My next walk was a long one to the Post Office in the next village and then back along a section of lane I haven't walked before, although I have driven down it many times. Even so walking makes things look different to driving. Your viewpoint is altered and you have more time to look around.

I didn't stop very often before I reached the footpath I was going to cut across on to the moss. Only one frame made a decent picture. yet another 'slap it in the middle' picture of mine. This time a caravan in front of a greenhouse. Had the sun been shining brightly I probably wouldn't have bothered. For two reasons. It would have been behind the caravan and the colours wouldn't have been so muted and harmonious.

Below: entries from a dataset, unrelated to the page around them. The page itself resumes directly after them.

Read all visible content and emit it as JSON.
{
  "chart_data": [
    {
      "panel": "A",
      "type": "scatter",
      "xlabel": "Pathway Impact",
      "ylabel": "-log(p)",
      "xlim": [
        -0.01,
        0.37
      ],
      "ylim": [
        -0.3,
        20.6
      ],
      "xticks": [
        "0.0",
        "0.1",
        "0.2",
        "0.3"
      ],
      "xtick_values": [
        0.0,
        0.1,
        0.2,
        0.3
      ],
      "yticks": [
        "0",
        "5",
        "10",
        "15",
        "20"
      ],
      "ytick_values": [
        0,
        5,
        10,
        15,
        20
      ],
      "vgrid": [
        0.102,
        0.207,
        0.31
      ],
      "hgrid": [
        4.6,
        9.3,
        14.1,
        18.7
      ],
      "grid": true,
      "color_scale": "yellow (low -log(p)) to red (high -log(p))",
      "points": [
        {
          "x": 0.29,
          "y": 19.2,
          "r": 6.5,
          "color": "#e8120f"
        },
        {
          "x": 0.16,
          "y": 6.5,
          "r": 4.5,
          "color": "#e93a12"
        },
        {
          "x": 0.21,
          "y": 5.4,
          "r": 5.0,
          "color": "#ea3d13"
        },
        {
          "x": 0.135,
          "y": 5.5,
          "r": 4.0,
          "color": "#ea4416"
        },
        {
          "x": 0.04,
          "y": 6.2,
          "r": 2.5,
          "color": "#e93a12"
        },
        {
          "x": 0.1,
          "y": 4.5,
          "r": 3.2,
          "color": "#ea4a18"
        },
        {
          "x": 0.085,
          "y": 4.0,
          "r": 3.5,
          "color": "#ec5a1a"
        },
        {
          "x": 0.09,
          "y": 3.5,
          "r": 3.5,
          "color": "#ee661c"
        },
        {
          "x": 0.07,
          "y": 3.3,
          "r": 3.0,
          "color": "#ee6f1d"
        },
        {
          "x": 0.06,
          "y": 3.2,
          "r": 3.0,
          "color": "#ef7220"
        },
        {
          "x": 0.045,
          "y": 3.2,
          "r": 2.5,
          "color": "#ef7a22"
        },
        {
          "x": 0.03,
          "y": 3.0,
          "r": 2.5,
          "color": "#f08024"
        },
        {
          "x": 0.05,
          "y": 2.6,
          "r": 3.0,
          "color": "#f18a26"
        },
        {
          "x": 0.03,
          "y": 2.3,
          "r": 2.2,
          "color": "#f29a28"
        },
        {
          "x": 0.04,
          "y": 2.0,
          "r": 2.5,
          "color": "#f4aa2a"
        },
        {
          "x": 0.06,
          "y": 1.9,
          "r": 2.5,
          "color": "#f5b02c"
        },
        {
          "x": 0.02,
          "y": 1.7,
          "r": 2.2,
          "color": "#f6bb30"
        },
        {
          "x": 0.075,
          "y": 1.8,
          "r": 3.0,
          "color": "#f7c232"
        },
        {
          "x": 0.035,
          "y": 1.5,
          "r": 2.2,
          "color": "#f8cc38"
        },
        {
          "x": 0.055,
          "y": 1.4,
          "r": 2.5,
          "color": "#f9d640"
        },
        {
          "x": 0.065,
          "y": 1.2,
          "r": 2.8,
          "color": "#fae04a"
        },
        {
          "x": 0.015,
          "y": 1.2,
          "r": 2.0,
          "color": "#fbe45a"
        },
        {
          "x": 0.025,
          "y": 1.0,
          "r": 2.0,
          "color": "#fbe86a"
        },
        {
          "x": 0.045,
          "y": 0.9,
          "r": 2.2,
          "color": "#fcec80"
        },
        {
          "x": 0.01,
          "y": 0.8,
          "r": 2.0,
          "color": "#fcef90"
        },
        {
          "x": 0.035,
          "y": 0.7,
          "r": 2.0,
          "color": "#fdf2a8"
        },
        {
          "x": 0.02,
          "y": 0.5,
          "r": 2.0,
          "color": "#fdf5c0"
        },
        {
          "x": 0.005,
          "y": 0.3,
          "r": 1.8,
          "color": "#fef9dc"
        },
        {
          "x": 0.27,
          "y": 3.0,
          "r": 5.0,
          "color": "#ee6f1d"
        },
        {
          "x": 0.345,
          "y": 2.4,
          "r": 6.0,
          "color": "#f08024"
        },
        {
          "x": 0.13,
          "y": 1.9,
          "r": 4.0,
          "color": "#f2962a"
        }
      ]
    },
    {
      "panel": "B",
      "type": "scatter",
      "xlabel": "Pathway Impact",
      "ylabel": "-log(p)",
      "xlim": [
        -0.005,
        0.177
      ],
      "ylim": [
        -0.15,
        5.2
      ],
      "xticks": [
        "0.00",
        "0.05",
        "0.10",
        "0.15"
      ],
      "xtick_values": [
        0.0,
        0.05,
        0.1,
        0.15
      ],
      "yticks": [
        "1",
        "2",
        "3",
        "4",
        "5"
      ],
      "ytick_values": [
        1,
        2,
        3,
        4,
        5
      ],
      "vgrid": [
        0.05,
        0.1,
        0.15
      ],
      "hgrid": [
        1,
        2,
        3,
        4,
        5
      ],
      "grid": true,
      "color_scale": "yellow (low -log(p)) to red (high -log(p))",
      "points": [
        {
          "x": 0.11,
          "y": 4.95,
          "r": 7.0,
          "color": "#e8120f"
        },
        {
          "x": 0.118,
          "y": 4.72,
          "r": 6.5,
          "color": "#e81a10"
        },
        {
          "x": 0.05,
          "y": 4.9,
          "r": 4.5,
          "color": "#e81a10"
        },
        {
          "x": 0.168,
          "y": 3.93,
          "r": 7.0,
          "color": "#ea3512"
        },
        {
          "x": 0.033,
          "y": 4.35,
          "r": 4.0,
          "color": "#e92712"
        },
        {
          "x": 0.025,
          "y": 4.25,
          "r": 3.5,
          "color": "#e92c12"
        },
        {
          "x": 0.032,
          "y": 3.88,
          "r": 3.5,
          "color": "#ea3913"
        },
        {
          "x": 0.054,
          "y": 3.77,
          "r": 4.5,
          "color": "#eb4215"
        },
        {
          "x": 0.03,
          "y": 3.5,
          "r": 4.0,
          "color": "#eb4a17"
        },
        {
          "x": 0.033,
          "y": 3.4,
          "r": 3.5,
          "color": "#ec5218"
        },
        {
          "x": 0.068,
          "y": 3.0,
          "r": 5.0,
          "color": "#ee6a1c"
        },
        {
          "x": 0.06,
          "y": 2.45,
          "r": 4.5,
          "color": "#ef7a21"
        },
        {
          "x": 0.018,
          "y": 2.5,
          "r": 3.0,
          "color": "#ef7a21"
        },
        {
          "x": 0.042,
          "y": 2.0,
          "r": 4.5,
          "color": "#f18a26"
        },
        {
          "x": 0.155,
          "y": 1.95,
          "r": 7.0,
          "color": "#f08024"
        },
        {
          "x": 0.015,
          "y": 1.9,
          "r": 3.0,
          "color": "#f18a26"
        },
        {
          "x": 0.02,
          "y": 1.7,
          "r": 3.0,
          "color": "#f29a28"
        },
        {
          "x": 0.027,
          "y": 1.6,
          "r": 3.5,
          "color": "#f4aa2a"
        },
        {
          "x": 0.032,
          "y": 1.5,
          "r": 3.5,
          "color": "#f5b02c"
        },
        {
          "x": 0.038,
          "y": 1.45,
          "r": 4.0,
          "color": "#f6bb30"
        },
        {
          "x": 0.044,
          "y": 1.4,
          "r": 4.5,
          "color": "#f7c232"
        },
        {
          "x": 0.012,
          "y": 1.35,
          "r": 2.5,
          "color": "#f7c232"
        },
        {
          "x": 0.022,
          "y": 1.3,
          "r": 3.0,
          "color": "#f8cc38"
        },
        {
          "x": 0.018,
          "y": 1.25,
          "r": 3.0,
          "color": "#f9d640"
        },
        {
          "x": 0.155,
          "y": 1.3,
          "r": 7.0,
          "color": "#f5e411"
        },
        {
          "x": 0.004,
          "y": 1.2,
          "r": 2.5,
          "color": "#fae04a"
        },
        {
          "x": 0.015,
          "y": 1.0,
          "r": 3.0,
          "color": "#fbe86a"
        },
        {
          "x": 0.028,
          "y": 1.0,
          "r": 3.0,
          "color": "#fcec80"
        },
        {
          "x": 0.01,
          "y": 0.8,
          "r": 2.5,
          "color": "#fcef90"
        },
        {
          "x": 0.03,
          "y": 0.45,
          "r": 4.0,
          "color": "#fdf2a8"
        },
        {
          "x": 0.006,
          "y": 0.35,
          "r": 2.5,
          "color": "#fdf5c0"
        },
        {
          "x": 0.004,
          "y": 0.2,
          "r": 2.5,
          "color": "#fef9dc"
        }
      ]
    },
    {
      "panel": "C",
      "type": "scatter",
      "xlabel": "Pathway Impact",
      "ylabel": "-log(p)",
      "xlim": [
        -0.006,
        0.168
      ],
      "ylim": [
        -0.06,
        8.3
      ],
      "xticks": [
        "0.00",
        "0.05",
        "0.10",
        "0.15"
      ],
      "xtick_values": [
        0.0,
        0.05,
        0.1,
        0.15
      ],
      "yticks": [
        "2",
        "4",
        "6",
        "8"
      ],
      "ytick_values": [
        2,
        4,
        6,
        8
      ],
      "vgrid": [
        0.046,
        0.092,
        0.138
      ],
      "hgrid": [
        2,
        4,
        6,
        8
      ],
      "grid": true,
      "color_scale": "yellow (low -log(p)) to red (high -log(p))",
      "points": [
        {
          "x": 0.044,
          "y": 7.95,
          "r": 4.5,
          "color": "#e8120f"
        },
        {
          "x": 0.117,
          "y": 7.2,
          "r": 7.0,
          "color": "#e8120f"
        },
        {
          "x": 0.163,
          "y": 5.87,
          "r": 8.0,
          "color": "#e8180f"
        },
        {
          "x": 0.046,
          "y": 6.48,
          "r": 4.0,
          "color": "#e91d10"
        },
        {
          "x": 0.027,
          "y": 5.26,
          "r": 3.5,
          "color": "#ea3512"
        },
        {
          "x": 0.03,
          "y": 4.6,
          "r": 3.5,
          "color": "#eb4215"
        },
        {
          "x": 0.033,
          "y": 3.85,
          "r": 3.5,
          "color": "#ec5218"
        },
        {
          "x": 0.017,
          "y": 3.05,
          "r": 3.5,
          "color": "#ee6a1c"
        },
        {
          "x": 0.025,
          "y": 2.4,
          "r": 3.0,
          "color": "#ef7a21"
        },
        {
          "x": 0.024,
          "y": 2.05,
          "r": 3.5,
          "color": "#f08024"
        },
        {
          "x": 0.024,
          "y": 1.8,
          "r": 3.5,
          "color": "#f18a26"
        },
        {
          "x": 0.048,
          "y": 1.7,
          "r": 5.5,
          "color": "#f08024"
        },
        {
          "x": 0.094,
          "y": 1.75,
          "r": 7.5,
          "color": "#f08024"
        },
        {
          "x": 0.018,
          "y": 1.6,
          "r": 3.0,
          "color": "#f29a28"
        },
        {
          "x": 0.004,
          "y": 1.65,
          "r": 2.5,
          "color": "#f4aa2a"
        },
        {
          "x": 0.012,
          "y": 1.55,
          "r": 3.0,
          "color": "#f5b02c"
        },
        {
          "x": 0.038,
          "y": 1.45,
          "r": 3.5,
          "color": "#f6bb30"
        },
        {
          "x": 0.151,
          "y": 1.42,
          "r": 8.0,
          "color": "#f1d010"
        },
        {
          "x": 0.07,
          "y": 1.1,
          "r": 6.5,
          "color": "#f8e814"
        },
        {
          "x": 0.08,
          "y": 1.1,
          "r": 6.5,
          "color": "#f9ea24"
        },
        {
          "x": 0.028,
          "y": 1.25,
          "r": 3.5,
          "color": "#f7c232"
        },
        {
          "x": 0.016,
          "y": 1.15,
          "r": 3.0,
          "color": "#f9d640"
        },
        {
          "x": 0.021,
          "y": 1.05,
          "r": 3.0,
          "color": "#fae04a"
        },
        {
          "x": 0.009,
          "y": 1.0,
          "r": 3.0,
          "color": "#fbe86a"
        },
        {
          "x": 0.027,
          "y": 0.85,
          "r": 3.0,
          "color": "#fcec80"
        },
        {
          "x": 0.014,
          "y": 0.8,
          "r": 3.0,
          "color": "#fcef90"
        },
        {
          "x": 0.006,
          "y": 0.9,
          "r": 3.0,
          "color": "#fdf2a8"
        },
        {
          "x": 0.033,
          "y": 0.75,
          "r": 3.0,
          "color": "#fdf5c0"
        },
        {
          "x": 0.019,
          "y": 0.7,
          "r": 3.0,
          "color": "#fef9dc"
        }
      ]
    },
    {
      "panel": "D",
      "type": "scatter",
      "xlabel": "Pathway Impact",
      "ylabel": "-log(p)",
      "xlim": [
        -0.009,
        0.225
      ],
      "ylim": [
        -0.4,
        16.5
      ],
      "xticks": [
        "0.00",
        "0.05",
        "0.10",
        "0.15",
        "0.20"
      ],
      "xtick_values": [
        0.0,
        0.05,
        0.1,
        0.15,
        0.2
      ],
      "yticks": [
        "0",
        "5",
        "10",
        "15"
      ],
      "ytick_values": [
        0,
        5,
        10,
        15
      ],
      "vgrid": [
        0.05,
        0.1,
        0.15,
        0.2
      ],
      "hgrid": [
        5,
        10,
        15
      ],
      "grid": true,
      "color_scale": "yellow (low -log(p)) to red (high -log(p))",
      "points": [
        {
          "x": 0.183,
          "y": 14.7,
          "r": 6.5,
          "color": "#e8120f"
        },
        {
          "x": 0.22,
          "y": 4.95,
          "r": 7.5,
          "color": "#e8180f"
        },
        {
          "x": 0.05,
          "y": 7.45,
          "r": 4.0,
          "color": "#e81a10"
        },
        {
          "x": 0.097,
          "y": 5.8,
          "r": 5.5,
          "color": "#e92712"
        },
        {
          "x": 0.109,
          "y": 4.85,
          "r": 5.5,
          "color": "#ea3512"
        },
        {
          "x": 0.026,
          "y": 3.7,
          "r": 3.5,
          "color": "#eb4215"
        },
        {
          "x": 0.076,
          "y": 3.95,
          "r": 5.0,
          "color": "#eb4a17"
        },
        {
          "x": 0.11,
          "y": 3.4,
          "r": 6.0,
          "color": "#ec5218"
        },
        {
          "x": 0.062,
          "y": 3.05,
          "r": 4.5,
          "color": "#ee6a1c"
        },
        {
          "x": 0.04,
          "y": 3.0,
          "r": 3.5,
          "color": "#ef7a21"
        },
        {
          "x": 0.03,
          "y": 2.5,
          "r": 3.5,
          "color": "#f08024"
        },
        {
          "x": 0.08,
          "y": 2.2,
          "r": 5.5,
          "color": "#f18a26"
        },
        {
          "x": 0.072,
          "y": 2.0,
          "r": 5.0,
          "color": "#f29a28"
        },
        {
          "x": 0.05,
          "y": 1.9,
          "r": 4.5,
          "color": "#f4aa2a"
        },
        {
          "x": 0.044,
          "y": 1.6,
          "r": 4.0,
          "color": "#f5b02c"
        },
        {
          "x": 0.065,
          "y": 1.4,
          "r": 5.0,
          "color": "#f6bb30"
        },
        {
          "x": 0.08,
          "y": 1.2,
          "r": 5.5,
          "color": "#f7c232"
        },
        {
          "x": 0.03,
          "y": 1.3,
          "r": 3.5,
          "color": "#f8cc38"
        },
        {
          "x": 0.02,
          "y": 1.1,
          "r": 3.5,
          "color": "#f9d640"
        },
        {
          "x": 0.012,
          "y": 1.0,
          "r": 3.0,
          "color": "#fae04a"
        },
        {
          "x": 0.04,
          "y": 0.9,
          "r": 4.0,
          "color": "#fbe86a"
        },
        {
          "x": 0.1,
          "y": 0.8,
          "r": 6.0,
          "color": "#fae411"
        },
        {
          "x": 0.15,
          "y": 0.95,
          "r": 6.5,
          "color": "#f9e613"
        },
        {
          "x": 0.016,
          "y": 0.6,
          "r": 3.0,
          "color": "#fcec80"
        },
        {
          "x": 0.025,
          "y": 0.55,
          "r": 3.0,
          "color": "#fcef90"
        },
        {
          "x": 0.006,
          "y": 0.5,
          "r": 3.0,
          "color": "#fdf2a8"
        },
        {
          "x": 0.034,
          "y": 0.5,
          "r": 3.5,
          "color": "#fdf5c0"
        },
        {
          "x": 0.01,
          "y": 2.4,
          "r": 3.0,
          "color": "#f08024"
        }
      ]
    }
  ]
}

The same possibly goes for these pallets serving as a barrier to block an opening in a shed wall. I just liked the shapes and pastel colours.
 
Down the footpath, which is a farm track, I got in close to some (I'm told) kale and made a few pictures. This low level viewpoint gave one plant an heroic look. The framing of it by the adjacent rows of kale also reminded me of the multitude photographs of the tree at Sycamore Gap!
 
 
Nearing home I made yet another picture of some maize stubble in a flooded section of field. One of my better attempts I think.
 
 
The next day I left it late to go out and saw a dramatic sunset forming. However I'd found a field of stubble beet had been stocked with sheep and I first went to look at them. Skittish animals and a ditch in the way wasn't conducive to catching them munching away, and some crates stacked in the field behind, with the sun in my eyes, made for unsatisfactory pictures. So I went to get some space and photograph the sky. Pretty. But pretty pointless.


A day of rain followed keeping me indoors.  British weather is nothing but variable. The day after was still and sunny. I managed to get leave home in the early afternoon, hoping to see some work going on in the fields. There was nothing happening, so I was reduced to photographing an unsual cloud formation. What struck me was the way the clouds formed rows mimicking the rows of vegetables, and the blue of the sky was a match for that of the trailers and crates. Maybe a little more than a meaningless picture of some clouds, after all.
 
 
Most of these pictures have been taken with my 'new' lens. I'm happy with the restricted zoom range. That has forced me to take pictures more like I want to. I'm not fretting over the ones I miss through lacking the longer end of my 28-300mm 'crutch'. Sometimes the lack of a wider wide end does frustrate, but it does mean I avoid they look of 24mm or wider. To compensate I've started taking a second camera to cover 28mm - maybe with a 20mm for extreme emergencies...

What had been making me doubt the wisdom of this lens choice was the colours it was producing. Different lens manufactures do produce lenses with different colour reproduction. This one was bluer than what I'm used to. Especially so in gloomy light. Even with the white balance tweaked I couldn't get it right. That was until a post on Talk Photograph to a YouTube processing tutorial gave me a clue as to how to solve the problem. I doubt it would have occurred to me unprompted. I haven't used the technique in the video, but selecting a different camera profile (in camera or in Lightroom) has got the colours matching my other lenses. Whenever my usual profile doesn't give me the look I prefer I now know how to switch it so it does. All I have to do now is decide if I can let The Crutch go. I think I can.